Eve geldiğimde çantamı odama fırlatıp banyoya çıktım. Soğuk bir duş aldıktan sonra kendime ancak gelebildim. Şuan tek isteğim buz gibi bir içecek ile kitabımı yayılarak okumaktı. Bir yandan da Ege'yi unutamıyordum. Öte yandan Oktay birkaç gündür hiç aramıyordu. Acaba Ege'de kalmama ses çıkarmamasının sebebi benim üzülmemi istememesi miydi? Acaba kızmış mıydı? Onu kaybetmek istemiyordum. Hem de yeni bulmuşken.
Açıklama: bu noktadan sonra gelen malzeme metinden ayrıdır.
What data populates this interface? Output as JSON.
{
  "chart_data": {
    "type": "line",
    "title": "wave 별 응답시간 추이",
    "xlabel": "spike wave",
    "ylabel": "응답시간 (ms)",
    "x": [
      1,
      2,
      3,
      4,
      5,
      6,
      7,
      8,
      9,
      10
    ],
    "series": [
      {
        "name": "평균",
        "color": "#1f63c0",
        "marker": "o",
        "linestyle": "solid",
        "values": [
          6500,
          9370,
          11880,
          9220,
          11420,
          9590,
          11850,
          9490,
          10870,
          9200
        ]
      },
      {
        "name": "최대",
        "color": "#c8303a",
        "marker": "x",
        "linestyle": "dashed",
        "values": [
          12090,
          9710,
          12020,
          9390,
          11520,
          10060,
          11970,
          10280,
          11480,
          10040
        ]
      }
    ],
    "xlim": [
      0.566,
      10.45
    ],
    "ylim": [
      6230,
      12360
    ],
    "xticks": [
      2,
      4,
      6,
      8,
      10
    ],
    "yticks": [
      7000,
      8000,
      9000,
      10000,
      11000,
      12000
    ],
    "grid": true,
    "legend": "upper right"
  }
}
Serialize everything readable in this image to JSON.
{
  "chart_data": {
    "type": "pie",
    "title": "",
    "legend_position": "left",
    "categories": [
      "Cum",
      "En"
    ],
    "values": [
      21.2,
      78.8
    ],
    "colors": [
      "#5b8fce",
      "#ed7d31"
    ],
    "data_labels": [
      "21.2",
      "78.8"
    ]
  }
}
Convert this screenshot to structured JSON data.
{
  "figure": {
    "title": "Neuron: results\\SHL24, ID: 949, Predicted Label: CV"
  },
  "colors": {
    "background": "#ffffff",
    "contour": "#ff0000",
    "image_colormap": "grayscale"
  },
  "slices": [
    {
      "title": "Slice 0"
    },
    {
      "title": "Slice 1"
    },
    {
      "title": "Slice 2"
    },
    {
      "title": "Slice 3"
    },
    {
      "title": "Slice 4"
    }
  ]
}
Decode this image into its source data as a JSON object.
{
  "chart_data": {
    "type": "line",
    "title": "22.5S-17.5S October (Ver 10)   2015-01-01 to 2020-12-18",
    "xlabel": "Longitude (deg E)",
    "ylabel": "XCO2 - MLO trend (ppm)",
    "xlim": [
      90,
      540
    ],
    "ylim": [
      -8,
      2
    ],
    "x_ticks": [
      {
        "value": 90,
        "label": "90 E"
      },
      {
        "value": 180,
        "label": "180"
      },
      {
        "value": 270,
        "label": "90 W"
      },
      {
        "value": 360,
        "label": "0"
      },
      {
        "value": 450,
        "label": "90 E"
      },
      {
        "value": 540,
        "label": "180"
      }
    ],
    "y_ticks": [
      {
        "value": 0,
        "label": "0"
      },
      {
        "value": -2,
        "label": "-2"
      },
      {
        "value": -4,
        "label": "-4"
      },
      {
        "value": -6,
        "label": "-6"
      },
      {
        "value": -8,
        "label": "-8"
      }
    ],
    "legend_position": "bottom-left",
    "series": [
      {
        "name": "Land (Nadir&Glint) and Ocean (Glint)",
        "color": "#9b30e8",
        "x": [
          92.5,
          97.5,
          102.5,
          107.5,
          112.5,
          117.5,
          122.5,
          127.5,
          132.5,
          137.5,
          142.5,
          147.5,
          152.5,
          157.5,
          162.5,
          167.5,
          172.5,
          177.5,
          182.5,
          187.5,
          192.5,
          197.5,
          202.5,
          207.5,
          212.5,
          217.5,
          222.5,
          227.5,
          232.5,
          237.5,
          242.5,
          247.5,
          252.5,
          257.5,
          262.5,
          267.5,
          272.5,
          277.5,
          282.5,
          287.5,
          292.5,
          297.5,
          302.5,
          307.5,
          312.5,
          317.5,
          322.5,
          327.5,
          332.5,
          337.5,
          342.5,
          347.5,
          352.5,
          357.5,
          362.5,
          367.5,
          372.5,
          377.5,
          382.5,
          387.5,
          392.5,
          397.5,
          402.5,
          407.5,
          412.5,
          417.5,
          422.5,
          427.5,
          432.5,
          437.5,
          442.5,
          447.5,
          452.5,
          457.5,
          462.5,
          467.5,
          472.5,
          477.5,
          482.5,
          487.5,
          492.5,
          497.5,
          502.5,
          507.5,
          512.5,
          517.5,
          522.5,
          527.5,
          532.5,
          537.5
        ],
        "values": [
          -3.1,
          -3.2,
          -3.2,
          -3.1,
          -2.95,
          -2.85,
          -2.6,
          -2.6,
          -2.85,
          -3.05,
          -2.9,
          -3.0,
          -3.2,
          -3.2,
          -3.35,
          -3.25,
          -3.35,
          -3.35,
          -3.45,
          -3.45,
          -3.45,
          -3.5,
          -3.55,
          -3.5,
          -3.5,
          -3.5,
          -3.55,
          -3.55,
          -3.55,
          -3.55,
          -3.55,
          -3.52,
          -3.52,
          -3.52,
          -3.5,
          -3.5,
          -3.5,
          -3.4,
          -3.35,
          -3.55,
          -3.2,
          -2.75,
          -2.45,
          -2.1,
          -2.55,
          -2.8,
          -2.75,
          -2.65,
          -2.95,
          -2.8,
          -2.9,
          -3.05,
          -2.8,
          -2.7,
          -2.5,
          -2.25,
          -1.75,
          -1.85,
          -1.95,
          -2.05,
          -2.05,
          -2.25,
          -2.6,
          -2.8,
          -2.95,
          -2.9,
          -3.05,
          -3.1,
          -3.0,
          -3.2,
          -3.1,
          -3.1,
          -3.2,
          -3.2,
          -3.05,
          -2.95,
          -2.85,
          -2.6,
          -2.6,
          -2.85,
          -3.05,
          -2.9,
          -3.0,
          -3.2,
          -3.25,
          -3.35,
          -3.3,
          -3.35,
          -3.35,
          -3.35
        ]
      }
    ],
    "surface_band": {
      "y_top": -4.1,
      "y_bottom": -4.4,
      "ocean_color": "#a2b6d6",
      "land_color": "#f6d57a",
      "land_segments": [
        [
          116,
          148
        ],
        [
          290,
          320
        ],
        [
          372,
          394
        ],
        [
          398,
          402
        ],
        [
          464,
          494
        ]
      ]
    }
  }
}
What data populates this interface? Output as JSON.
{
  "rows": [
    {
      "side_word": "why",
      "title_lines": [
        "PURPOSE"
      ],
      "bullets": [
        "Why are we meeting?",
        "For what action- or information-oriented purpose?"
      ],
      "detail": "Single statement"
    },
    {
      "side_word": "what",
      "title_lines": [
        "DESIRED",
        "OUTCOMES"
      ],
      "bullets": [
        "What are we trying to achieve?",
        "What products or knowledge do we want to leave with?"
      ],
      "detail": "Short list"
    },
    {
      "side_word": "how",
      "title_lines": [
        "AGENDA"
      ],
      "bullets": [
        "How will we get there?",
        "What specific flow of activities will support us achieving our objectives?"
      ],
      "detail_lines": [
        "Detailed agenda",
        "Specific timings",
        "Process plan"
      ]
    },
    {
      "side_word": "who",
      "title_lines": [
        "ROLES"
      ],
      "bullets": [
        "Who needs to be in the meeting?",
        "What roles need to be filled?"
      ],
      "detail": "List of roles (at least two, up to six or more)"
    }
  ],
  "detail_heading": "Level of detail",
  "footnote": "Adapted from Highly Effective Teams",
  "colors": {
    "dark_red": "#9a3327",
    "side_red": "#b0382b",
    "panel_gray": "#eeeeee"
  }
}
Bunları düşününce çabuk bir hareketle telefonu elime alıp Oktay'ın numarasını tuşladım. İki kez çaldıktan sonra telefonda tok bir kadın sesi, ''Alo.'' dedi. Nefesimi tutarak, ''Oktay ile görüşebilir miyim?'' dediğimde ayağa kalkmış olduğumu fark ettim. Kadın, ''Oktay müsait değil.Bana söyle bebeğim.''diye karşılık verdi.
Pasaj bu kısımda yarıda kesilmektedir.